Avant d’aller dans le vif du sujet (façon de parler) intéressons-nous d’abord à la façon de parler (ou plutôt d’écrire), du monsieur sus-nommé sur sa pochette (de disque). Il y rectifie notre vocabulaire coutumier. A « paroles » il préfère « sujet, verbe, complément », à « musique » il dit « orchestre » ; à « enregistré à » il revendique « musique capturée chez », et à « mixé » il troque « mélangé ». A « mastérisé » enfin, il dit « nivelé ». Ah, j’oubliais, ceci est pour lui n’est non un « ep » mais un « demi disque » : c’est si simple à dire et plus agréable à l’oreille. Car zoB’ fait dans l’élémentaire délicatesse des mots, l’extrême politesse du vocable qui contrecarre la raideur de son blase.

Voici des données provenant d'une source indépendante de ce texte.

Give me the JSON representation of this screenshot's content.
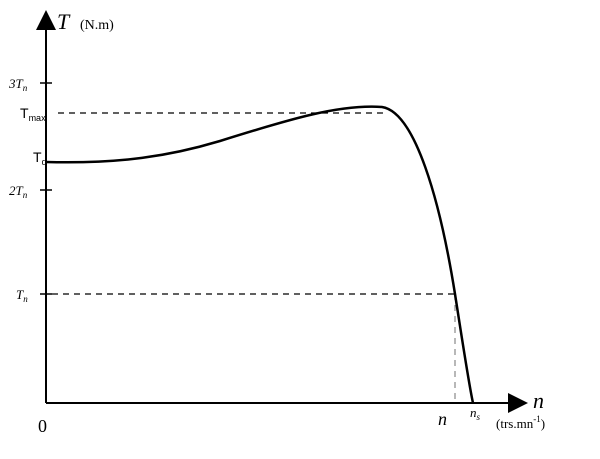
{
  "y_axis": {
    "symbol": "T",
    "unit": "(N.m)"
  },
  "x_axis": {
    "symbol": "n",
    "unit": {
      "main": "(trs.mn",
      "sup": "-1",
      "end": ")"
    }
  },
  "y_labels": [
    {
      "main": "3T",
      "sub": "n"
    },
    {
      "main": "T",
      "sub": "max"
    },
    {
      "main": "T",
      "sub": "d"
    },
    {
      "main": "2T",
      "sub": "n"
    },
    {
      "main": "T",
      "sub": "n"
    }
  ],
  "x_labels": [
    {
      "main": "0"
    },
    {
      "main": "n"
    },
    {
      "main": "n",
      "sub": "s"
    }
  ]
}
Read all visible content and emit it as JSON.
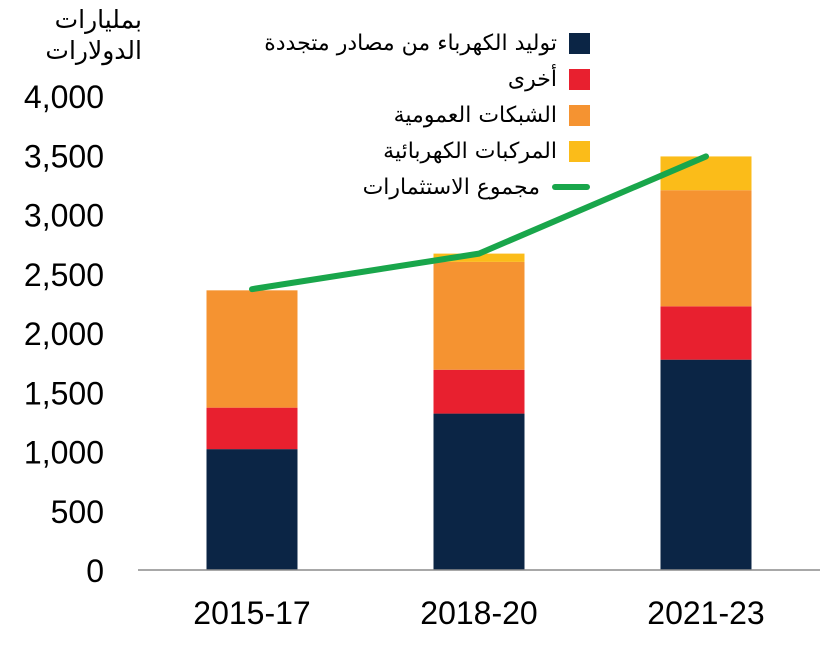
{
  "chart_data": {
    "type": "bar",
    "stacked": true,
    "title": "",
    "ylabel": "بمليارات الدولارات",
    "xlabel": "",
    "ylim": [
      0,
      4000
    ],
    "yticks": [
      0,
      500,
      1000,
      1500,
      2000,
      2500,
      3000,
      3500,
      4000
    ],
    "ytick_labels": [
      "0",
      "500",
      "1,000",
      "1,500",
      "2,000",
      "2,500",
      "3,000",
      "3,500",
      "4,000"
    ],
    "categories": [
      "2015-17",
      "2018-20",
      "2021-23"
    ],
    "series": [
      {
        "name": "توليد الكهرباء من مصادر متجددة",
        "color": "#0b2545",
        "values": [
          1020,
          1320,
          1775
        ]
      },
      {
        "name": "أخرى",
        "color": "#e8202f",
        "values": [
          350,
          370,
          450
        ]
      },
      {
        "name": "الشبكات العمومية",
        "color": "#f59331",
        "values": [
          990,
          910,
          980
        ]
      },
      {
        "name": "المركبات الكهربائية",
        "color": "#fbbc19",
        "values": [
          0,
          70,
          285
        ]
      }
    ],
    "line_series": {
      "name": "مجموع الاستثمارات",
      "color": "#19a64b",
      "values": [
        2370,
        2670,
        3490
      ]
    },
    "legend_position": "top-left"
  }
}
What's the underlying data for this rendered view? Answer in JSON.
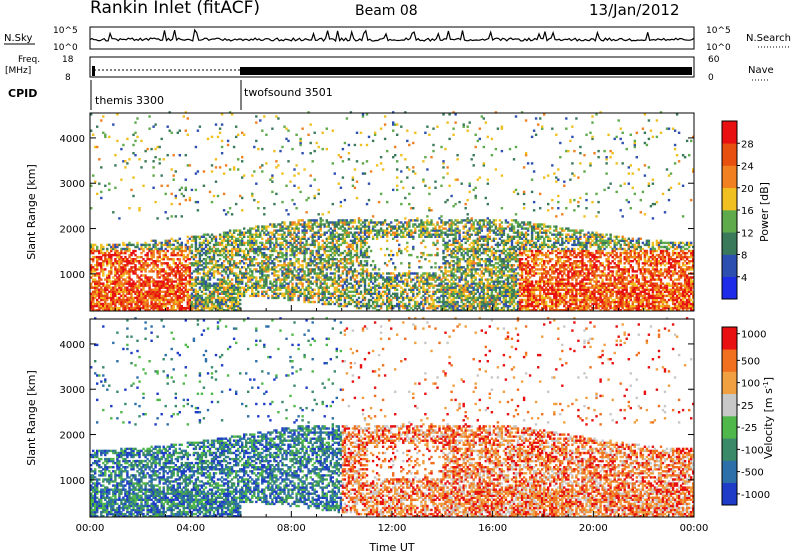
{
  "header": {
    "station": "Rankin Inlet (fitACF)",
    "beam": "Beam 08",
    "date": "13/Jan/2012"
  },
  "summary_panels": {
    "nsky_label": "N.Sky",
    "nsearch_label": "N.Search",
    "log_ticks": [
      "10^5",
      "10^0"
    ],
    "freq_label": "Freq.",
    "freq_unit": "[MHz]",
    "freq_ticks": [
      "18",
      "8"
    ],
    "nave_label": "Nave",
    "nave_ticks": [
      "60",
      "0"
    ],
    "cpid_label": "CPID",
    "cpid_modes": [
      {
        "name": "themis 3300",
        "start_hour": 0,
        "end_hour": 6
      },
      {
        "name": "twofsound 3501",
        "start_hour": 6,
        "end_hour": 24
      }
    ]
  },
  "chart_data": [
    {
      "type": "heatmap",
      "name": "power",
      "ylabel": "Slant Range [km]",
      "xlim": [
        0,
        24
      ],
      "ylim": [
        180,
        4550
      ],
      "yticks": [
        "1000",
        "2000",
        "3000",
        "4000"
      ],
      "colorbar_label": "Power [dB]",
      "colorbar_ticks": [
        "4",
        "8",
        "12",
        "16",
        "20",
        "24",
        "28"
      ],
      "colors": [
        "#1e2be8",
        "#2d4fb0",
        "#3a7a5a",
        "#5faa4a",
        "#f0c020",
        "#f08020",
        "#e85010",
        "#e81010"
      ]
    },
    {
      "type": "heatmap",
      "name": "velocity",
      "ylabel": "Slant Range [km]",
      "xlabel": "Time UT",
      "xlim": [
        0,
        24
      ],
      "ylim": [
        180,
        4550
      ],
      "xticks": [
        "00:00",
        "04:00",
        "08:00",
        "12:00",
        "16:00",
        "20:00",
        "00:00"
      ],
      "yticks": [
        "1000",
        "2000",
        "3000",
        "4000"
      ],
      "colorbar_label": "Velocity [m s",
      "colorbar_label_sup": "-1",
      "colorbar_label_end": "]",
      "colorbar_ticks": [
        "1000",
        "500",
        "100",
        "25",
        "-25",
        "-100",
        "-500",
        "-1000"
      ],
      "colors": [
        "#1e3cc8",
        "#2d6fa8",
        "#3a8a6a",
        "#50b84a",
        "#c8c8c8",
        "#f0a040",
        "#f07020",
        "#e81010"
      ]
    }
  ]
}
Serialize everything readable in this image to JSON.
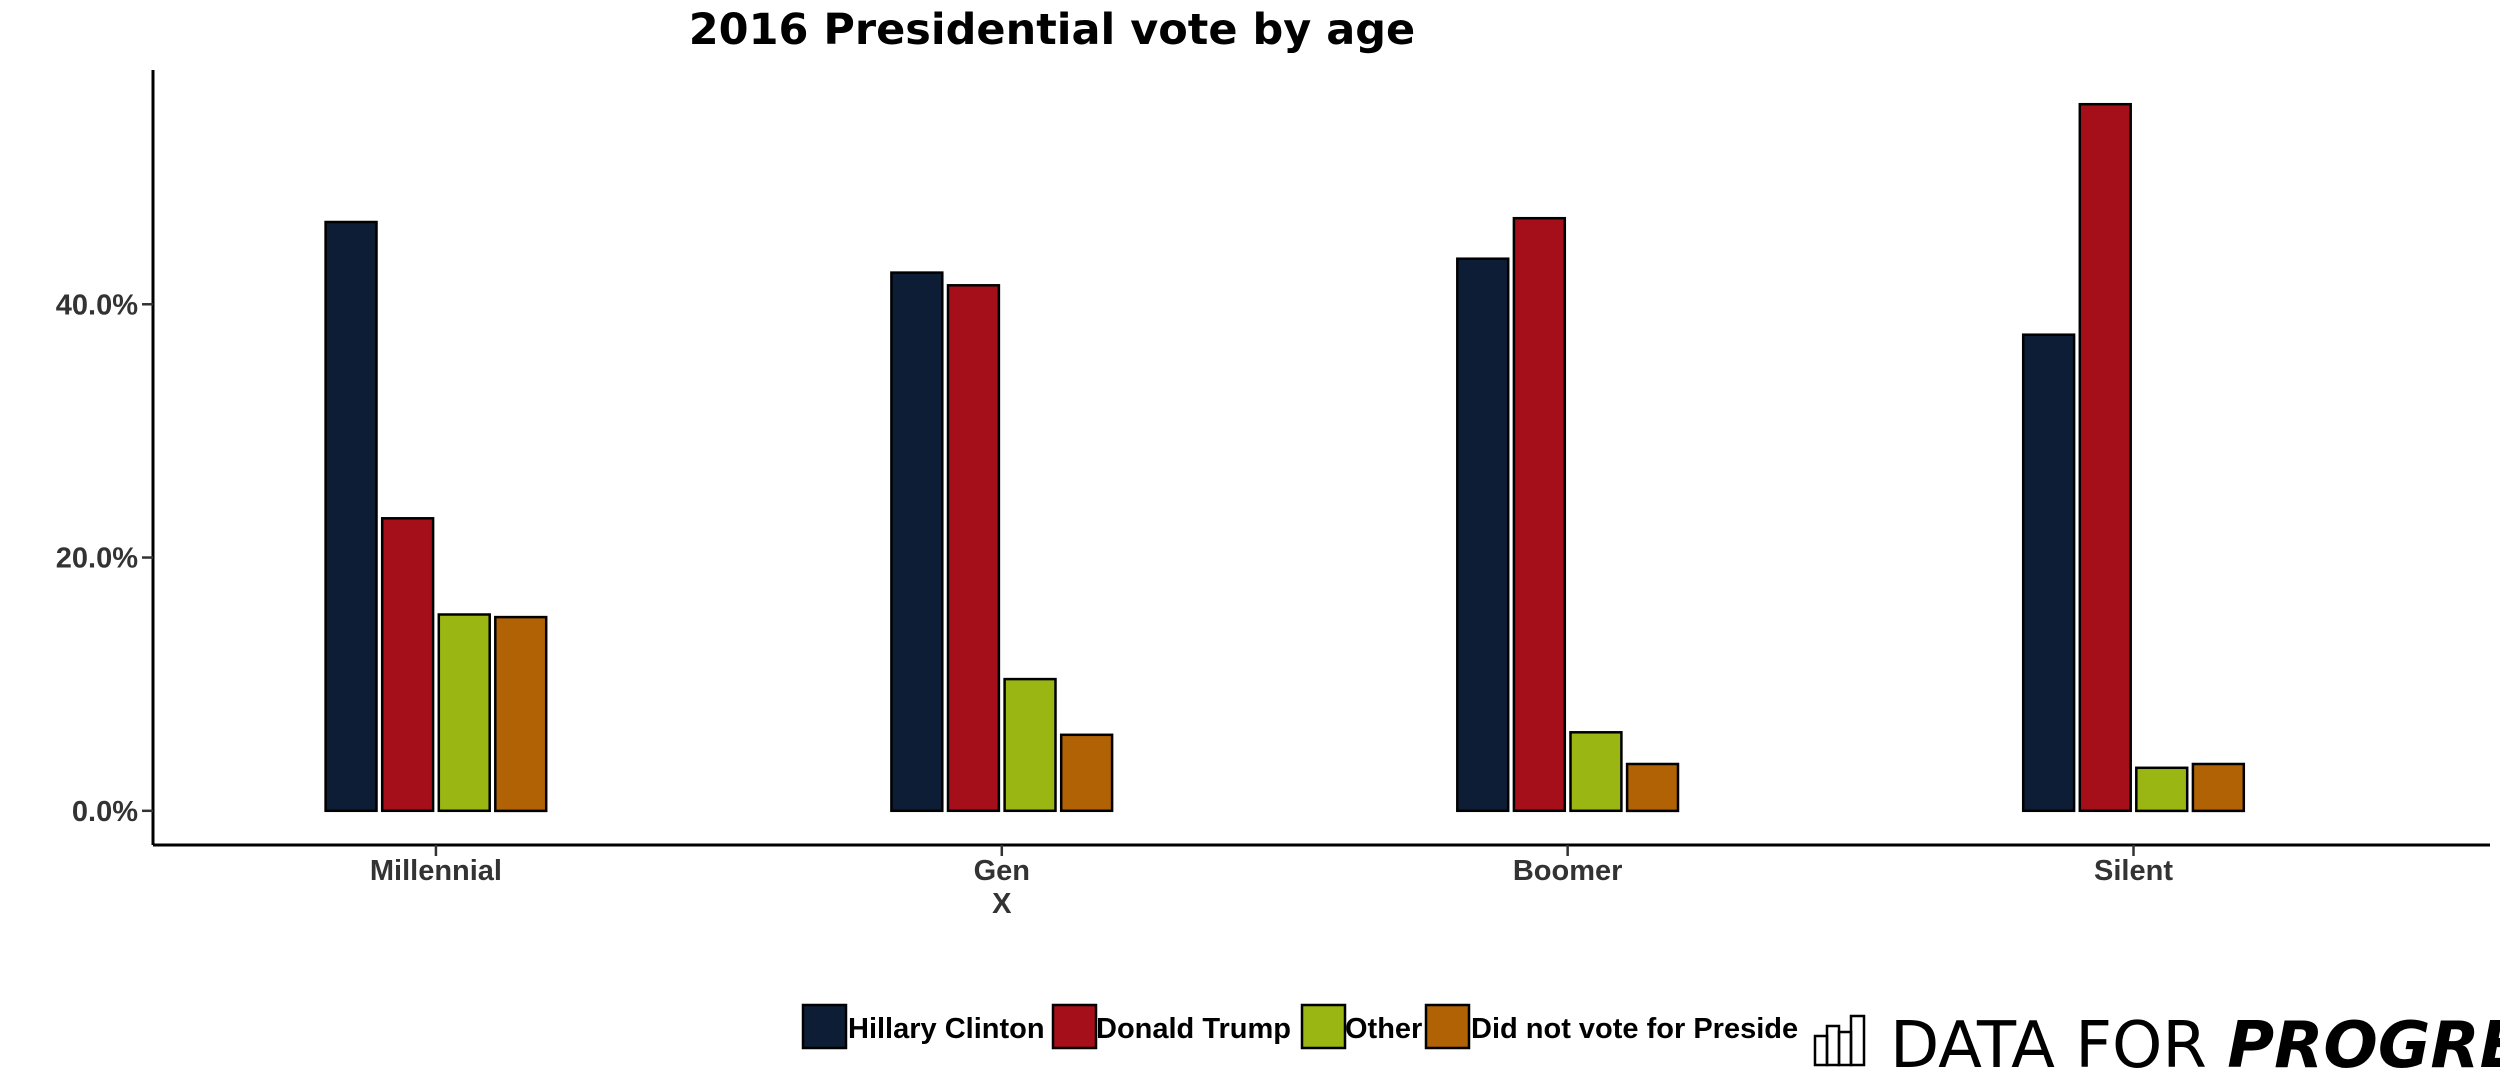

Le reste c’est autre chose.
C’est du bricolage de phrases et de sons avec, pour premier rôle – hors le sien – son beat-box humain qu’est M. Gerbeck, « grand orchestre de la bouche à lui seul. » Et pour autre rôle prépondérant Dandy Punk, avec sa contrebasse un rien turbulente (on n’est pas loin d’Imbert Imbert). Du rythm’slam riche de mots, riche d’humour. Pas tant dans la drôlerie des mots d’ailleurs, mais dans la façon de les agencer, dans la musique aussi et surtout, parfois souvent dans les bruits : c’est là, sur les portées, que se niche l’humour, qui se frotte avec la gravité des vers.
A ceux qui ne verraient instinctivement en ce disque qu’un côté foutraque, conseillons-leur de suite la deuxième piste : un très bel hommage au ministre du front populaire Léo Lagrange, La vie est là Léo, celui qui a « donné un peu d’air aux gens d’ici », « bonnes vacances à tous les travailleurs », agréable façon de rappeler à notre mémoire ces socialistes qui ont donné des congés aux gens alors que ceux d’aujourd’hui les obligent à travailler le dimanche.
Après un tel titre, on écoute le reste d’une autre façon, plus attentive. Comme ce très joli Décalé, sur celui qui est différent, à vivre vie et sommeil pas comme les autres : « Laissez-moi la respiration ! »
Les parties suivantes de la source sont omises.